Will's Coffee House

John Dryden, Dramatist, Critic, Poet Laureate, and my ancestor, frequented a coffee house called Will's almost daily, where he would hold forth on sundry subjects with great wit and aplomb. Same deal here, only without the wit or aplomb.

Name:
Location: Large Midwestern City, Midwestern State, United States

I am a stranger in a sane land...

Sunday, January 01, 2006

New Years Day

--and frankly, do we care? Should we? I don't--it mostly means that I've got to remember to write a different year on my checks. I know it's pretentiously cliche' to remark that the demarcation of time is culturally specific and therefore objectively random and that one's life does not change between the 31st and the 1st and that treating a year as a contained unit in one's life is just as silly as treating a few notes in a symphony as significant to the whole and so on and so forth--yet I agree with all of this.

New Year's (kind of like my birthday, which follows hard upon) is a time that for a long while I've expected to be much more of an event and experience than it ever proves to be. The televised countdown (which in the age of satellite TV occurs at 9:00 here on the West Coast, which means that our own midnight seems repetitive and anti-climactic) just doesn't do anything for me, because you get to the scream "Happy New Year" and then...what? Well, if you're with someone appropriate, you kiss, and that's nice, but then...what? It's not as if the end of one year opens the floodgates for a slew of new experiences that were just being held back by those last few minutes of December. It's just another day (to quote the consistently underrated Oingo Boingo). Go to bed, wake up, and nothing's changed. (Unless you've had drunken New Year's Eve sex with a total stranger and no protection--then life might get real interesting real fast.)
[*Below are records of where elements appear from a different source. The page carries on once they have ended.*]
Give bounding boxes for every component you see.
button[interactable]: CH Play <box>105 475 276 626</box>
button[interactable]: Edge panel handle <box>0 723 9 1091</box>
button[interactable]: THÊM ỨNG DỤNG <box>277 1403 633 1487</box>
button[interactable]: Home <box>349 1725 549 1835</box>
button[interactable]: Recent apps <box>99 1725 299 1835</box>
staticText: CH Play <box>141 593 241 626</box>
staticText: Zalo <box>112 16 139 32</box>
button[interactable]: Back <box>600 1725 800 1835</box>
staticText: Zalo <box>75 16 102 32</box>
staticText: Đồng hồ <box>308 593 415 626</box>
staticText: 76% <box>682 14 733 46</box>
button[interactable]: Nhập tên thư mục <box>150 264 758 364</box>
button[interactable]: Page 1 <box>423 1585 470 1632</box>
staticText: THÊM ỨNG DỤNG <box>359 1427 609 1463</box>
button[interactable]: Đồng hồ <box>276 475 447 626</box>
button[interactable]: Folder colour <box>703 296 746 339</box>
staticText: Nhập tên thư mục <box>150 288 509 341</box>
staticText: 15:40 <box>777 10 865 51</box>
I suppose what redeems it as a holiday is the fact that--I think instinctively--it's a holiday that marks the shift from the Family Oriented shenanigans of Christmas (or Hannukah, or what have you) to shenanigans based around Friends. Because, having spent New Year's with both, I rather think that New Year's was meant to be spent with Friends--with peers, rather than parents (or children.) There might be something to the idea of a moment to pause with those of your own time of life--to look around at the faces of your second, voluntary family--and be aware of the journey you're on, and that it's the presence of each other that makes that journey worthwhile most of the time.

Didn't have that experience this year, needless to say--but not having it this year made me realize this--so maybe next year, I'll remember, and be less of a snarky jerk about the holiday.

Yeah, I know, probably not. You know how New Year's resolutions always turn out.